Museum of the City of New York
1220 Fifth Ave., at 103rd Street, East Harlem
$18; students and seniors: $12; free for children ages 19 and younger and members
This unique treasure is both a history and an art museum; its mission is to preserve and present the history of New York City and its people. Parents can utilize this museum to teach kids about every type of New Yorker there is since the exhibits and programs are always changing. In the past, the museum has presented exhibits or programming on Native-Americans, Hindu festivals, Muslims, and the LGBTQ community. Check its website for event dates and information.
American Museum of Natural History’s Human Origins and Cultural Halls
Central Park West, at 79th Street, Upper West Side
General admission: $23; $18 seniors and students; $13 children ages 2-12
While the entire museum is spectacular, the Human Origins and Cultural Halls are especially educational on cross-cultural themes.

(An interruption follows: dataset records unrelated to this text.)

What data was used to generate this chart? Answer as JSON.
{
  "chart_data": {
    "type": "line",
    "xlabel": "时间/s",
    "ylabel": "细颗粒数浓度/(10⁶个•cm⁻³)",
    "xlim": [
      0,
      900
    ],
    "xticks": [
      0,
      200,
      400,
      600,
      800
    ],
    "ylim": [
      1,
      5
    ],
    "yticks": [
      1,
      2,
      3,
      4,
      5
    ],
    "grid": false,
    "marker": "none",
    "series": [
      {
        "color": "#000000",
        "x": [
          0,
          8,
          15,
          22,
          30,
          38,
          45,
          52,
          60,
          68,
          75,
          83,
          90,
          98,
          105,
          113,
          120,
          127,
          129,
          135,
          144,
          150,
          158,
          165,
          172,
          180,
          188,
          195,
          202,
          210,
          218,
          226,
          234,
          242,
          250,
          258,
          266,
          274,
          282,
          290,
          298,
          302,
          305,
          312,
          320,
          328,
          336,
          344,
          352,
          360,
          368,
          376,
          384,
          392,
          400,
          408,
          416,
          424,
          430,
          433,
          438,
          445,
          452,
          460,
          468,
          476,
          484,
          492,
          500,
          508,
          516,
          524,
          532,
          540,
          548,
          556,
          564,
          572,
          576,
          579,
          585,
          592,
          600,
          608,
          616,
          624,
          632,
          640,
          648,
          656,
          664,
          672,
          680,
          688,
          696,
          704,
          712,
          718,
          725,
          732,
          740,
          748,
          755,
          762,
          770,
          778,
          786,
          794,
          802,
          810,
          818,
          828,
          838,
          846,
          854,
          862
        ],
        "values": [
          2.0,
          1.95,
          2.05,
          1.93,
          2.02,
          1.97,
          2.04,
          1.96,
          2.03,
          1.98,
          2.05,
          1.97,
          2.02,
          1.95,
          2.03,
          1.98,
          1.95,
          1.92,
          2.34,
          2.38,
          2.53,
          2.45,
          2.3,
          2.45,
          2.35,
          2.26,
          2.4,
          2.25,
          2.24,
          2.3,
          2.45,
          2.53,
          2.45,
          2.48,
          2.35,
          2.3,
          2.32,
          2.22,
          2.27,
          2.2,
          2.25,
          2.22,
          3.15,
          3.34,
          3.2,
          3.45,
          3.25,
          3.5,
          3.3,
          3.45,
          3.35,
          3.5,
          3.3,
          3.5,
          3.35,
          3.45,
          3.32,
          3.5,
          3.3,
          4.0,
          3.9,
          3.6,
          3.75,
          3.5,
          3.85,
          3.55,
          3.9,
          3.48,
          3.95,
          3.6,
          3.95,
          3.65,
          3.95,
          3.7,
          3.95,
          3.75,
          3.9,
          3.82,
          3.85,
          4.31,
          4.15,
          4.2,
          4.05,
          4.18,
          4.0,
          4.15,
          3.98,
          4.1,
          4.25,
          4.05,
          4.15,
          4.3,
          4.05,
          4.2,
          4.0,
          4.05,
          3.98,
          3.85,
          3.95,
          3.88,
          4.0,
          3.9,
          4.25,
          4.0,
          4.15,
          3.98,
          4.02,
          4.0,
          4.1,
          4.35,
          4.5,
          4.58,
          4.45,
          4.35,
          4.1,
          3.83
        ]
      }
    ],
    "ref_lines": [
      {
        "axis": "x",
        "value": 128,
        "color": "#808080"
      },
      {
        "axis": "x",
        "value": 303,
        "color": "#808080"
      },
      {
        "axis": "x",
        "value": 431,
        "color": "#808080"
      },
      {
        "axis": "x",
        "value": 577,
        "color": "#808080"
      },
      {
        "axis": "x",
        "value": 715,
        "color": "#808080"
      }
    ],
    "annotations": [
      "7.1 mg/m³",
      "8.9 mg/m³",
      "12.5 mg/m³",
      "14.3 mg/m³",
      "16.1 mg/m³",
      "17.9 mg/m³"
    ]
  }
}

The Human Origins Hall uses fossil records and DNA research to present the history of human evolution as well as explore what is in store for our species in the future. The Cultural Halls examine the cultures of Asia, Africa, North and South Americas, and the Pacific. With thousands of artifacts on display, families might even want to visit here more than once. The museum also recently announced a major renovation of the Hall of Northwest Coast Indians set to be completed by 2020, the museum’s 150th anniversary. Additionally, the museum hosts a number of family-friendly cultural events, including a program called Celebrate Culture!, which attracts thousands of visitors for day-long, free programs such as live performances, hall tours, hands-on activities, and film screenings.
Museum of Jewish Heritage
36 Battery Place, Financial District
Sunday-Tuesday, 10am-6pm; Wednesday-Thursday: 10am-8pm; Friday, 10am-5pm
$12; $10 seniors; $7 students; free for children ages 12 and younger and members
New York City is home to more than 1 million Jews, and it’s important for kids to try to learn about such a large section of the population living around them. The museum’s building itself is a memorial to those who died in the Holocaust. At the front desk, visitors can receive a free family guide to the museum’s first floor containing engaging activities to help children of all backgrounds learn how to use artifacts to explore their own family’s heritage and traditions. Note that some parts of this museum, such as the second floor of the Core Exhibition, The War Against the Jews, contain sensitive material and the museum recommends deciding in advance whether children are prepared to encounter content of this nature. The museum hosts a number of family programs such as children’s book readings by Jewish authors.
Main image: The Lower East Side Tenement Museum offers interactive, kid-friendly programs in which guides dressed in period costumes tell an immigrant’s story.